Wagner et al. Cell Metabolism, April 2017.
Mitochondria and Metabolism Journal Club (June 2017).
Presented by: Arianne Caudal, graduate PhD student in the Tian Lab.
Succinyl-CoA is an efficient acylating agent
Post-translational modifications to protein side chains can affect enzyme catalysis and protein-protein interactions. In this study, Wagner et al. illustrate that succinyl-CoA is a highly reactive metabolite that easily modifies lysines on Bovine Serum Albumin. More so, Succinyl-CoA out-competes other metabolites in a pH-independent manner as shown by Western Blot and LC-MS. It was determined by 1H-NMR that Succinyl-CoA undergoes intramolecular catalysis to form a highly reactive cyclic anhydride intermediate that allows for non-enzymatic modification to lysines.

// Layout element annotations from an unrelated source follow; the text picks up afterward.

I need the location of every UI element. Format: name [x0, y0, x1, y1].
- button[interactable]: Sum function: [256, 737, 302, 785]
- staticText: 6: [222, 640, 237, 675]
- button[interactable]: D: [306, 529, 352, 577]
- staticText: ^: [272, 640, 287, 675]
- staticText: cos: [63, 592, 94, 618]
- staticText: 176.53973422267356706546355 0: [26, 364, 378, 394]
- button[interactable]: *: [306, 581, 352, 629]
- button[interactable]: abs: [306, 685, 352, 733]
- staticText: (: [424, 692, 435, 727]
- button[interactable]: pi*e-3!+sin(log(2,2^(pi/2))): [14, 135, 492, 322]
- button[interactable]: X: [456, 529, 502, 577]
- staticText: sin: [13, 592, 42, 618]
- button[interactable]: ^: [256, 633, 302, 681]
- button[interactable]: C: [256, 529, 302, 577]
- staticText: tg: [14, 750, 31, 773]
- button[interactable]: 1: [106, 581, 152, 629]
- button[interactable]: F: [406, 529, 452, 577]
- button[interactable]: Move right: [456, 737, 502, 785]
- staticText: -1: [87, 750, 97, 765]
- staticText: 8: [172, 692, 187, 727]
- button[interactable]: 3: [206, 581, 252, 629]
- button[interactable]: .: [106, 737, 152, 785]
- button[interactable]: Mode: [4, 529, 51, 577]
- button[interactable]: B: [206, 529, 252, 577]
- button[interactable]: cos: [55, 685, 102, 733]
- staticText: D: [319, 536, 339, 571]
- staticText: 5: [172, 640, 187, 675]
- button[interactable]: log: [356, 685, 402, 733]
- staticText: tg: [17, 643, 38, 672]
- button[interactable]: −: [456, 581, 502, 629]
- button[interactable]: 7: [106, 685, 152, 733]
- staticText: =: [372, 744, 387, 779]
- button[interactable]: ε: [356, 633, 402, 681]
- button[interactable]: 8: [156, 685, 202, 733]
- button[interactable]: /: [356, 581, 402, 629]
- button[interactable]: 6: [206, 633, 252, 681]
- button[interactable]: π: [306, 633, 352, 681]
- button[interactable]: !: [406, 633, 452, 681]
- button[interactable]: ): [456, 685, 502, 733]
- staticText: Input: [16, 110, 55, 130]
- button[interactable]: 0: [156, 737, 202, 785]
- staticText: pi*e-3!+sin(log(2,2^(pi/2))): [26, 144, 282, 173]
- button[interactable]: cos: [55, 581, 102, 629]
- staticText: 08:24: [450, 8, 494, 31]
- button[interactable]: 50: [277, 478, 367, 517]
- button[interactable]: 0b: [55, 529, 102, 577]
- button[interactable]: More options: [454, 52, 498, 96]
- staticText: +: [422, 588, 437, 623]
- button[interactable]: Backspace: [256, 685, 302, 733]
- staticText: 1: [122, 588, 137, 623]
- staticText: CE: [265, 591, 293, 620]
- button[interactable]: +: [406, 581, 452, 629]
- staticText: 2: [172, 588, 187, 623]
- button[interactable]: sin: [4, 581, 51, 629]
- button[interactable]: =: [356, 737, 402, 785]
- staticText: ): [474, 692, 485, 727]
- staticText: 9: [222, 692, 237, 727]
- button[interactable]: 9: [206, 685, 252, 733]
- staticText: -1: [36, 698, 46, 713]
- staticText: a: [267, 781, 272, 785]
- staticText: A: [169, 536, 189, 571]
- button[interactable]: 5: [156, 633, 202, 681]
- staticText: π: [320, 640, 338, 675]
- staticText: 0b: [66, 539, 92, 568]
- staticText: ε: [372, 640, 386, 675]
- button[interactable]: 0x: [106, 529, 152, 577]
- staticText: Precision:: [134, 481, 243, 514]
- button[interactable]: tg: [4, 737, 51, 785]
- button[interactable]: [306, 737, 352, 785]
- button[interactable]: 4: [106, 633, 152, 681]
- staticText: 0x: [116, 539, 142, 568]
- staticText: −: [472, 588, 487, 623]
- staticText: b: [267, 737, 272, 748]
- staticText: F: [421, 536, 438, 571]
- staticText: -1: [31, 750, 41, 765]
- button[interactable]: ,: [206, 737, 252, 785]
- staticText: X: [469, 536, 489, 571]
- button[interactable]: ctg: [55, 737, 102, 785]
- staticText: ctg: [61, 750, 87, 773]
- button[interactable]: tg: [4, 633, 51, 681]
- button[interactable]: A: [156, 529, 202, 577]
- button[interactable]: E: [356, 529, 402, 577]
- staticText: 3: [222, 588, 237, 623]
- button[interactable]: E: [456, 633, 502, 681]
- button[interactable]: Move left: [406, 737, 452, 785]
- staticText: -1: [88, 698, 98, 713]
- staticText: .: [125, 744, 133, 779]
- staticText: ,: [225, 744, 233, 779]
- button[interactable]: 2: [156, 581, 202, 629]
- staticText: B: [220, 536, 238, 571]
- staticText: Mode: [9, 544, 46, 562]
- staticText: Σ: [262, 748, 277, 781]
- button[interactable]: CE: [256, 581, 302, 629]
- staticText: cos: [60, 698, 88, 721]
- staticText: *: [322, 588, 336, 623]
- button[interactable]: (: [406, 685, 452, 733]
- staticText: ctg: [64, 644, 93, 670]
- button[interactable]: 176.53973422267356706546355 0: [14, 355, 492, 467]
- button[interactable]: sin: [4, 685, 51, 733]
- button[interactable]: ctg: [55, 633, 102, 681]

HMG-CoA and Glutaryl-CoA are post-translational acylating agents
Using combinatorial approaches to profile succinyl-CoA, the authors demonstrate that HMG-CoA and Glutaryl-CoA – which also have 4 carbons and a carboxylic acid – undergo intramolecular catalysis to generate a high-energy intermediate which can modify proteins in a pH independent manner in vitro. To dissect the physiological importance of HMGylation in vivo, a mouse model of hydoxy-methylglutaryl-CoA lyase (HMGCL) deficiency was employed. In these mice, authors demonstrate that increased protein lysine HMGylation is a physiologically relevant occurance. Using a similar approach, authors also define a glutarylome in a glutaryl-CoA dehydrogenase (GCDH) knock out mouse. Using quantitative proteomics, authors reveal an interesting overlap between the mitochondrial HMGylome and glutarylome, hypothesizing that some pathways are susceptible to specific acyl modifications (lysine metabolism), while others (leucine degradation/ketogenesis) are commonly modified regardless of reactive acyl-CoA.
Acylation in TCA enzymes
The enzymes in the citric acid cycle are greatly affected by post-translational modification. Here, authors illustrate that these enzymes are also differentially HMGylated and glutarylated and this may affect flux through this pathway. Specifically, HMGylation at malate dehydrogenase (MDH2) at K296 and K335 result in decreased activity in vitro. These novel findings shed light on the intricacies of post-translational modifications, as MDH2 is also known to be acetylated. It appears that lysine modifications may converge in vivo to play regulatory roles. The convergence of these lysine modifications on enzymes raises many questions. Are certain modifications playing a larger regulatory role than others? Under which cellular conditions does differential modification occur? Are modifications necessary for function? Which deacylase is responsible for removal of these modifications?